CSS Universal Selector * - Performance and Practical Use

The CSS universal selector * matches every element. Learn its real performance impact, common reset uses, and when scoping with :where(*) is the safer choice.

Concepts

Detailed Explanation

What * Actually Does

The universal selector matches every element in the document. By itself it's used for resets and inheritable defaults:

* {
  box-sizing: border-box;
  margin: 0;
}

It also appears as a wildcard inside compound selectors:

.grid > *   { /* every direct child */ }
[data-foo] * { /* every descendant of any element with data-foo */ }

The "Performance" Myth

Old-school CSS guides warned that * was slow. Modern browsers (Blink, WebKit, Gecko) match selectors right-to-left and use highly optimized hash maps for the rightmost compound. A bare * is essentially free; the cost only adds up if you write deeply qualified selectors that force the engine to walk the tree:

* * * { color: red; } /* still fine */
.deep > * + * + * { } /* slightly slower because of sibling walks */

In practice you should never feel * performance unless you're writing pathological selectors on a five-figure-node DOM.

Specificity Is Zero

* contributes (0, 0, 0) to specificity.
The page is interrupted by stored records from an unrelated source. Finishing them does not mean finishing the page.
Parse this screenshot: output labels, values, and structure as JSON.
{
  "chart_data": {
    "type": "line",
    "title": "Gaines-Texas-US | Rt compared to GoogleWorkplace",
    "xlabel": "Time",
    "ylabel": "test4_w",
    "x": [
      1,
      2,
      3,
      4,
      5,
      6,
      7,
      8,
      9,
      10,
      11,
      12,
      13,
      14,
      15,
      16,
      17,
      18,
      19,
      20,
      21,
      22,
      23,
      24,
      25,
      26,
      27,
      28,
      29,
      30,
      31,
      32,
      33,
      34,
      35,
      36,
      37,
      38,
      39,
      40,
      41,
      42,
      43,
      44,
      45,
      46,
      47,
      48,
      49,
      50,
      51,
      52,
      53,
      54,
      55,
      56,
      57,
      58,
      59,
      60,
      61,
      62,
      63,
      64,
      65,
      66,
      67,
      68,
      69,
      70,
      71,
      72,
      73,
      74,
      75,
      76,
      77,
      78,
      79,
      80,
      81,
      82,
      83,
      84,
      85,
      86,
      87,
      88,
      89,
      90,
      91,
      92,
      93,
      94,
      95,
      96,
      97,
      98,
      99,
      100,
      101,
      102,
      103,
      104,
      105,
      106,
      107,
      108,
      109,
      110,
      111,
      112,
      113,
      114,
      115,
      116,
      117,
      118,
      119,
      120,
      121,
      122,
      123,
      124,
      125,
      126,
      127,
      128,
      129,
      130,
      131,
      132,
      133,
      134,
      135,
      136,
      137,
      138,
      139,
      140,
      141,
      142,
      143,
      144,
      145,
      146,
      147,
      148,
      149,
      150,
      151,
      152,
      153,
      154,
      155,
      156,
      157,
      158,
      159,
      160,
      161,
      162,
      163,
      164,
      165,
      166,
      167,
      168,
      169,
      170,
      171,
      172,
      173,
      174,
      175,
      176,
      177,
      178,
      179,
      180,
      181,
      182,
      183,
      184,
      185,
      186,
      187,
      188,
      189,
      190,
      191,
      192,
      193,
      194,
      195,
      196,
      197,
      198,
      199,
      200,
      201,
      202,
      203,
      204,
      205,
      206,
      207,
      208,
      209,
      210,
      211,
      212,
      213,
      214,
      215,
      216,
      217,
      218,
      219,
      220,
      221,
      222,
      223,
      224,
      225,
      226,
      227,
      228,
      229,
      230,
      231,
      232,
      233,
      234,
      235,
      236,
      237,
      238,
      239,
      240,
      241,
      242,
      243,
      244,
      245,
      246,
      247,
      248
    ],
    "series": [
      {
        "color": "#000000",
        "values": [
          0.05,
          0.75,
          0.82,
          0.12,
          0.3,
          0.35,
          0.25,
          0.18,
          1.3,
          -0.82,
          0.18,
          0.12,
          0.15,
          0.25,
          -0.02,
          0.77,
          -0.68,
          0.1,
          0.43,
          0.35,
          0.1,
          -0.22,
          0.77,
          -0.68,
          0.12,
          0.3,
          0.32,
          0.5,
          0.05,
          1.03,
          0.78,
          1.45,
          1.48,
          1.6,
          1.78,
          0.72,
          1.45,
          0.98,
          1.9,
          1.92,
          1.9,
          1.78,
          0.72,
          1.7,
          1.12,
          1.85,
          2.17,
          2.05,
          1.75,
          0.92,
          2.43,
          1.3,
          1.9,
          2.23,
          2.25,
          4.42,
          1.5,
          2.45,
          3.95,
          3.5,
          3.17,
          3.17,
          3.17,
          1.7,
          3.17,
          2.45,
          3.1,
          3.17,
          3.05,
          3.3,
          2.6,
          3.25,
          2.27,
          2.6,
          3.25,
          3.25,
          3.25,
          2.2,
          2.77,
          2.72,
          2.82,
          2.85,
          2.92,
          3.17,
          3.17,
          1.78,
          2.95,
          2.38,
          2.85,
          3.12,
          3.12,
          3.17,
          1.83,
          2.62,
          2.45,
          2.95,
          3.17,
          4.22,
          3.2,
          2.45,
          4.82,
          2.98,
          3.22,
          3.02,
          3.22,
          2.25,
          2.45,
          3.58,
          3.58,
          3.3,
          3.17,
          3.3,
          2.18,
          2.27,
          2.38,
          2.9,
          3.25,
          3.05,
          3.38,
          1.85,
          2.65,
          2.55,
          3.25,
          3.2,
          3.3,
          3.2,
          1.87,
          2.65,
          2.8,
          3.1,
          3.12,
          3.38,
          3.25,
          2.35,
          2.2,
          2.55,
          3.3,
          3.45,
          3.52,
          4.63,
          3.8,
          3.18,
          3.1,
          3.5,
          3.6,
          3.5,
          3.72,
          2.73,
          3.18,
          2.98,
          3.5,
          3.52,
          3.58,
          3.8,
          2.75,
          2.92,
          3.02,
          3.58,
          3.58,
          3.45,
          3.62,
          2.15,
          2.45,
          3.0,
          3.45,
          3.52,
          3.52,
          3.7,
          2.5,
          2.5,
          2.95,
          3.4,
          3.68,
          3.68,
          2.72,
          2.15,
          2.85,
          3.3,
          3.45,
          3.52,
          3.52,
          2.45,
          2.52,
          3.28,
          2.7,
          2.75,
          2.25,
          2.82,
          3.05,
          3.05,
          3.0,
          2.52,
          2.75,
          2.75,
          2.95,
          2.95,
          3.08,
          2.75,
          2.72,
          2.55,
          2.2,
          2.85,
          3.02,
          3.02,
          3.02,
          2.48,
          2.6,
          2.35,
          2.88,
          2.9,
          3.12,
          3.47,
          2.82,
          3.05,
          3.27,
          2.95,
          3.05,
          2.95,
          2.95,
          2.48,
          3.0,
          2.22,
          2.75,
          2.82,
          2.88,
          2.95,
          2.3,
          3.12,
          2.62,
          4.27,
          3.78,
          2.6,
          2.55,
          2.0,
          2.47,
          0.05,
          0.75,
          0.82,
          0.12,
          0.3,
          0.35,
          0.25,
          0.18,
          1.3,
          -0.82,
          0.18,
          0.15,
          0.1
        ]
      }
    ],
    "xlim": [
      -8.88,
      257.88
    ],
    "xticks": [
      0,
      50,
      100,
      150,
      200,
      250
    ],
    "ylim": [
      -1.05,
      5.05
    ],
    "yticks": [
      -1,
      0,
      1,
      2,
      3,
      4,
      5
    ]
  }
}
That makes it ideal for resets — anything else will override it.

Owl Selector * + *

The "lobotomized owl" pattern from Heydon Pickering uses the universal + adjacent-sibling combo to add a top margin between flow elements:

.flow > * + * { margin-top: 1.5em; }

It's a single rule that creates consistent vertical rhythm without per-element styles.

Scope With :where(*)

If you want a wide-reaching rule but worry about specificity collisions, wrap in :where():

:where(*) {
  font-family: system-ui, sans-serif;
}

The selector still matches every element but contributes zero specificity (which it would have anyway in this case — but it documents intent).

When NOT to Use *

  • Inside very large ancestor selectors that force a walk: section nav ul li * — costly because the engine matches every element then climbs four ancestors.
  • For inheritable properties, prefer setting them on html or :root so inheritance does the work.

Use Case

Use the universal selector for box-sizing resets, the owl pattern for vertical spacing, and as a wildcard inside compound selectors (".grid > *", "[data-tooltip] *"). The performance fear is outdated; pick "*" when it expresses intent more clearly than alternatives.